Ayer llegué muy cansado a la casa y me tumbé en la cama. Tenía intención de escribir algo acá, pero el cansancio me ganó y pensé en ver una película que había dejado a la mitad, no sin antes sentirme un poco mal de no haber tenido la voluntad suficiente para pararme de la cama y teclear unas cuantas palabras.
Antes de prender el televisor cerré los ojos y casi me quedo dormido, pero aproveché que tenía los lentes de contacto puestos, y cuando me puse de pie para quitármelos, decidí terminar de ver la película.
Era, digamos, un thriller psicológico, en el que no se sabía si el personaje alucinaba o si en verdad estaba viviendo todo lo que le pasaba.
Al final la historia tenía un giro inesperado que lo dejaba todo claro, y ese, creo, fue el gancho narrativo con el que sus creadores querían dejar claro lo tesos que son al momento de narrar una historia.
No sé que tanto se debe recurrir a esos giros inesperados de último momento para concluir una historia. Creo que me habría gustado más si hubieran dejado el final abierto. A pesar de lo absurdo que resultaba todo, tenía ganas de que en verdad el personaje estuviera alucinando o, mejor aún, que no fuera ilusión sino la mera realidad patas arriba.

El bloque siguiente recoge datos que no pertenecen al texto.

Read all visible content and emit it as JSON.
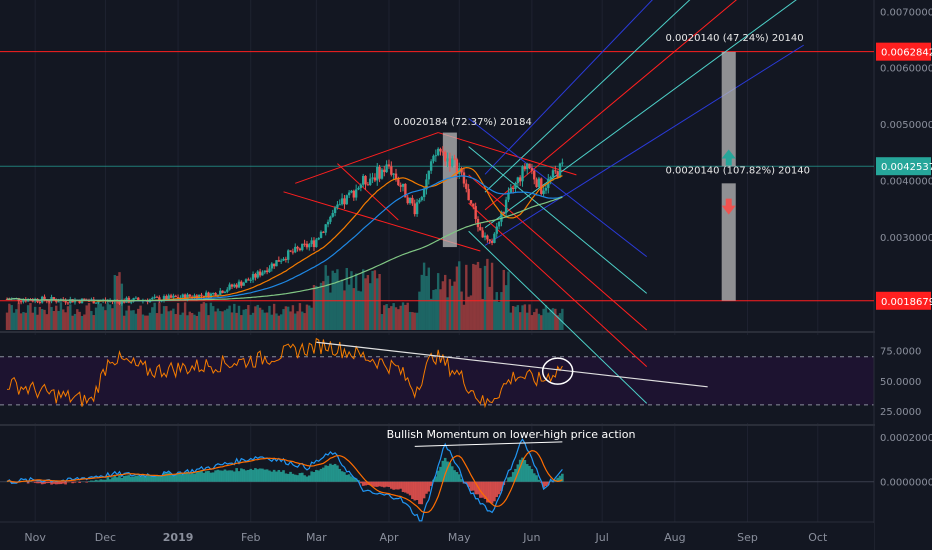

Igual no culpo a los creadores de la película, pues bien se sabe que una de las partes más jodidas de la creación de una historia es el final, quizá el segmento que debe ser más pulcro, y del que uno, como lector o televidente y por pura pereza, siempre espera uno de esos finales redonditos que conectan todos los puntos, por decirlo de alguna manera.